Most often stars complain about monotony. For example, Bruce Willis has repeatedly stated that he hates giving interviews, including because journalists ask the same questions. And Quentin Tarantino once got terribly angry when a journalist from the British Channel Four News Krishnan Guru-Murphy asked about the connection between violence in his films and violence in life. Tarantino said that he had been answering such questions since the beginning of his career and was not going to voice his opinion again. As a result, the interview turned into an aggressive verbal altercation.

Of course, such stories become high-profile, they are discussed a lot, videos are watched and commented on. And yet, it is unlikely that anyone would want to voluntarily be in the interviewer’s shoes at that very moment. So look for a fresh perspective on the topic, in general, make the questions interesting for the interlocutor. Try to think of the structure of your interview as a diagram: from soft questions to hard ones.

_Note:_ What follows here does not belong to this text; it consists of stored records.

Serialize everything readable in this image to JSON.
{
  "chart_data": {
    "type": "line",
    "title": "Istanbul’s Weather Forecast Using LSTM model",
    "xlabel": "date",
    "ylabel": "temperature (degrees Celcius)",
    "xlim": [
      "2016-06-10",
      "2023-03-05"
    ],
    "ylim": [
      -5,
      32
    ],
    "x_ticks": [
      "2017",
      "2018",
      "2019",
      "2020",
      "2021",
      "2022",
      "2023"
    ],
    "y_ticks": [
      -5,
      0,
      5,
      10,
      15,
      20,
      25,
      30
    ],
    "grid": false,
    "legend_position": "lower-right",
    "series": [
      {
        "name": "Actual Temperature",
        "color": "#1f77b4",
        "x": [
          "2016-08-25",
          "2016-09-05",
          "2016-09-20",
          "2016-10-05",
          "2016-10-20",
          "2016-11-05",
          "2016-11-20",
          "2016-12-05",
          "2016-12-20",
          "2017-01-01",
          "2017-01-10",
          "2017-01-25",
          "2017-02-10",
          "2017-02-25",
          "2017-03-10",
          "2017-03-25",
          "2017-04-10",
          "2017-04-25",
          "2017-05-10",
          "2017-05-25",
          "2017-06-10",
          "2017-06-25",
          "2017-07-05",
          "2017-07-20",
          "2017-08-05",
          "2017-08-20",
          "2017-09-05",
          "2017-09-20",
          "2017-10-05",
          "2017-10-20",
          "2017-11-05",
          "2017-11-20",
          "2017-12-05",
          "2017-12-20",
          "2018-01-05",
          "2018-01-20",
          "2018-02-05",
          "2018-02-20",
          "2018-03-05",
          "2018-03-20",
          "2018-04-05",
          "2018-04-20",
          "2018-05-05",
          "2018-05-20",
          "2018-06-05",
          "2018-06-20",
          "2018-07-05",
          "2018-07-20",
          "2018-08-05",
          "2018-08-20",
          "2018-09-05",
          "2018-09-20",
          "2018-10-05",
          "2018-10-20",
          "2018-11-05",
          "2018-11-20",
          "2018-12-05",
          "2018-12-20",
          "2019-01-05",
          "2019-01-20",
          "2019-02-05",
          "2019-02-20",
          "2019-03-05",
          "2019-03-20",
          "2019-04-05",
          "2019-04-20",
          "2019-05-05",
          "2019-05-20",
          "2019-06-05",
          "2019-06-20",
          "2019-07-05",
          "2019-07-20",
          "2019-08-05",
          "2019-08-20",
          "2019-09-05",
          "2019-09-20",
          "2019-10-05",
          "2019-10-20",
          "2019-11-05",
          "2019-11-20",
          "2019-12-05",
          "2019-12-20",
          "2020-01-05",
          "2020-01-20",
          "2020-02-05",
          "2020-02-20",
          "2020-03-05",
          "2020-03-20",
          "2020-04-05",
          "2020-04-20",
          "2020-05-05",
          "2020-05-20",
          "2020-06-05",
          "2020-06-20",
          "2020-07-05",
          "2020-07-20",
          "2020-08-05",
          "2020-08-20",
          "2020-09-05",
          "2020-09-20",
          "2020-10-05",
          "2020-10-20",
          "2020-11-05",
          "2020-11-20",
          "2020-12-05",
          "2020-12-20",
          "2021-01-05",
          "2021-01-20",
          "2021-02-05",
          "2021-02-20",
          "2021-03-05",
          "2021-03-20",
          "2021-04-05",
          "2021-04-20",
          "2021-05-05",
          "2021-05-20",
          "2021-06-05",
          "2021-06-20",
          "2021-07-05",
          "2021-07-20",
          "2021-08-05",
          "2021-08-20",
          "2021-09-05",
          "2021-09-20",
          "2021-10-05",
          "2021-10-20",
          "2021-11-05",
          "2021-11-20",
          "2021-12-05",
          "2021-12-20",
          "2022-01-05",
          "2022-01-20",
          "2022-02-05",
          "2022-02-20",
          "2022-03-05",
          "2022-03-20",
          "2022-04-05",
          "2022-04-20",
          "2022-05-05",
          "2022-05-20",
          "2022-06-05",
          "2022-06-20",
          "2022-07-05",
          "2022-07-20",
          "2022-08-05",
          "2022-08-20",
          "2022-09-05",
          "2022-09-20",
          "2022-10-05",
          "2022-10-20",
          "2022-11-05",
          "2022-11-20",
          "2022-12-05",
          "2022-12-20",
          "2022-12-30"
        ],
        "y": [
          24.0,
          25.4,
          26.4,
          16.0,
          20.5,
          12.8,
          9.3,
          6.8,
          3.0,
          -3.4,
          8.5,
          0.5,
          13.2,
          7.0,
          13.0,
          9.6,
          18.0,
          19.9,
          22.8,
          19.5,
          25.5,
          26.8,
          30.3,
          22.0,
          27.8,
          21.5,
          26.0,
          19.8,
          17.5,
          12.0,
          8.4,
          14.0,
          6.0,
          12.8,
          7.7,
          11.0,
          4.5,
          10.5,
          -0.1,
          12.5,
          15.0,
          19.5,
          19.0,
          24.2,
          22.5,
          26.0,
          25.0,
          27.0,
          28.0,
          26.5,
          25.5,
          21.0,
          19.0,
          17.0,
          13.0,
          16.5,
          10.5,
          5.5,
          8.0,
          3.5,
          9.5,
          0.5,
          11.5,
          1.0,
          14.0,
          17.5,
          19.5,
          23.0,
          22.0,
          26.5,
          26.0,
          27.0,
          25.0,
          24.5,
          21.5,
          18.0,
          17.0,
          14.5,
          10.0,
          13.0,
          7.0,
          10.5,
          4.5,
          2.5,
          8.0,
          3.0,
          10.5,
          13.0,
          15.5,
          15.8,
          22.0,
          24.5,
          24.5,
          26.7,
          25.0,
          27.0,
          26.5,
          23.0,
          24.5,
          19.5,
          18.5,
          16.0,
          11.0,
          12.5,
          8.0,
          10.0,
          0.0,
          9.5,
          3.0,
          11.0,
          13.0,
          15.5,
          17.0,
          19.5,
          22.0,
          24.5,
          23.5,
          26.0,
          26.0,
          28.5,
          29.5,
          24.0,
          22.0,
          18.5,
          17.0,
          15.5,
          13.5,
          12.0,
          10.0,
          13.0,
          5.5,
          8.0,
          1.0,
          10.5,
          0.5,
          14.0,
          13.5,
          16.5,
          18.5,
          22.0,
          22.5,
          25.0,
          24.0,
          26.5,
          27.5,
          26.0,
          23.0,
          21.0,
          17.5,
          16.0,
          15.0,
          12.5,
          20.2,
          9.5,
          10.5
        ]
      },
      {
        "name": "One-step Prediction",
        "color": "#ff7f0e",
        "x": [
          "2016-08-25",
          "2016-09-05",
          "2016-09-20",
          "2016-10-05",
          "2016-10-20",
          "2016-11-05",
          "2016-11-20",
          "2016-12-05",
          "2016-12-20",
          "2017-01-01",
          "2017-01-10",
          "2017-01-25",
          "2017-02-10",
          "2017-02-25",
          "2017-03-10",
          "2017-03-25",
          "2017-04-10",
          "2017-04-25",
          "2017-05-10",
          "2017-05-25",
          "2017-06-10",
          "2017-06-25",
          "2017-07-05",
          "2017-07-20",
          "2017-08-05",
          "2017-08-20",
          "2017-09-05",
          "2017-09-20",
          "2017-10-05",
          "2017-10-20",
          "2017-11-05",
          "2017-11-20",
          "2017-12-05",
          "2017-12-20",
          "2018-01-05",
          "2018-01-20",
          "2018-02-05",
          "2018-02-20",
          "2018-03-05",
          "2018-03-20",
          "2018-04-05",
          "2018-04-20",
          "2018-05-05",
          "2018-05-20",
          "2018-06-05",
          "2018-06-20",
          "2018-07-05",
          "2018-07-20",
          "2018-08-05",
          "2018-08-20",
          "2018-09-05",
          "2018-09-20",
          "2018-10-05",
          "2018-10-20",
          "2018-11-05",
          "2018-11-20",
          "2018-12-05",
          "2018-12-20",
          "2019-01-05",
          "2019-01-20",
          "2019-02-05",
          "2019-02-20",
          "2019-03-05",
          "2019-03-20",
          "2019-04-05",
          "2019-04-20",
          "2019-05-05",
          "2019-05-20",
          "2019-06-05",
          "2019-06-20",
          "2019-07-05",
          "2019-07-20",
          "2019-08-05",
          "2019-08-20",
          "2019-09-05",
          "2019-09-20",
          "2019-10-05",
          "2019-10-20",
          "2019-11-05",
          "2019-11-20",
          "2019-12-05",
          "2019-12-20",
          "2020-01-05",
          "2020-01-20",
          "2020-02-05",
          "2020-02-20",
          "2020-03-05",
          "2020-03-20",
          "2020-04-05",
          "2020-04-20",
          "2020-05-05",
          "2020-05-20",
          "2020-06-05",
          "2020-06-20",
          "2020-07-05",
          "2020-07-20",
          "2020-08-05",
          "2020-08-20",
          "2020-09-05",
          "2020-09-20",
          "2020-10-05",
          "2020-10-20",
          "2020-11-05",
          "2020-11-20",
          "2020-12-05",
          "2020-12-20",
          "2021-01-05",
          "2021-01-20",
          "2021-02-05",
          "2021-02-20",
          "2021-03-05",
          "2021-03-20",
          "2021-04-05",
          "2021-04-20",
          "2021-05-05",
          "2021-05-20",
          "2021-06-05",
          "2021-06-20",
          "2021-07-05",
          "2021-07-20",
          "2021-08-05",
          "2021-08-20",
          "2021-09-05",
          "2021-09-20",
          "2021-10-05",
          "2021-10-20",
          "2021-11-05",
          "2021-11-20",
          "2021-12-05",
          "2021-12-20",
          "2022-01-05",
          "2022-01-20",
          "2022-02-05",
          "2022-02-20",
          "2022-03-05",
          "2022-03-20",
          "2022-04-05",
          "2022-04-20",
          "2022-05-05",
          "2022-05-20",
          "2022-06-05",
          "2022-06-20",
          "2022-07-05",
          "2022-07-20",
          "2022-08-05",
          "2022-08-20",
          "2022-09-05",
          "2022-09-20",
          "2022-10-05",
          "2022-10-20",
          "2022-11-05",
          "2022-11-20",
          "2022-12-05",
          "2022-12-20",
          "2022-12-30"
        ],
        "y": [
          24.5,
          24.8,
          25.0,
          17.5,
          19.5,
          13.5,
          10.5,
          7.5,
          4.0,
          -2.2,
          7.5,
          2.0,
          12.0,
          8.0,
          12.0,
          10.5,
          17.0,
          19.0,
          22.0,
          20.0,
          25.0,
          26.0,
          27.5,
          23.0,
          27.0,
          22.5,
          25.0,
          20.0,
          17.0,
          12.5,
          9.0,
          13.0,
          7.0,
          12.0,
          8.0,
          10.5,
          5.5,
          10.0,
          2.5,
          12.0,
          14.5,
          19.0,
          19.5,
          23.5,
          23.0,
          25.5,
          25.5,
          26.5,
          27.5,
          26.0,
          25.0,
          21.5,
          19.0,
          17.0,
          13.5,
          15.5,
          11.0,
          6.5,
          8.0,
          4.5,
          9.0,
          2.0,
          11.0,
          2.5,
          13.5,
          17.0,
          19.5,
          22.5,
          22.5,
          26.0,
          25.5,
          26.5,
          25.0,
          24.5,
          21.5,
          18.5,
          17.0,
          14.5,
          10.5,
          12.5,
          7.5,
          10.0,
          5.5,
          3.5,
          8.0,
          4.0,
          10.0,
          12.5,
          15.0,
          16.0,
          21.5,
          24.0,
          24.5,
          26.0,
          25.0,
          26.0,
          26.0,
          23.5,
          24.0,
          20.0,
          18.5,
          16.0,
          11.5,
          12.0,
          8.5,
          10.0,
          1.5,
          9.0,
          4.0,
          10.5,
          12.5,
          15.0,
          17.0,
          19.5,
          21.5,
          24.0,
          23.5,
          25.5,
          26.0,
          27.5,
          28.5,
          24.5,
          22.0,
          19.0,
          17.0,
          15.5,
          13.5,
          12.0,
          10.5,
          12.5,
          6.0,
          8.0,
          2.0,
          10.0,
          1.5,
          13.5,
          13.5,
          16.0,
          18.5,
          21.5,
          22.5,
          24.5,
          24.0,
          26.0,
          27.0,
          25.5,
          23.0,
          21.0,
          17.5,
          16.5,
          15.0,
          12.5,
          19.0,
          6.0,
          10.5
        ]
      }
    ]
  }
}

You also don’t need to ask the interlocutor obvious things. For example, where or what he works on, what his hobbies and family are, etc. Finding such information is part of the preparation for the interview. It is necessary to try to find out everything about the hero’s biography from open sources as much as possible. And only the things that the hero has never talked about you can specify.

Prepare some “just in case” questions

What to do if your interlocutor is verbose, gives short and one-word answers? Formulate in advance a few additional questions for the interview “just in case”. They will save the conversation and possibly help you get the character to talk. For example, ask the interviewee’s opinion about a recently released film or book.

Use useful tools

You don’t have to reinvent the wheel when preparing interview questions, but you can use what others have already invented before you. For example, the rules of Canadian journalist and scholar John Sawatsky. Over many years, Sawatsky, together with his students, studied various interviews and analyzed them. As a result, he formulated three rules for good questions and made a list of the interviewer’s “Seven Deadly Sins.”

The three rules of good questions are

  1. open-ended
  2. Neutral
  3. Short and uncomplicated to understand
    “The Seven Deadly Sins” by John Sawatsky.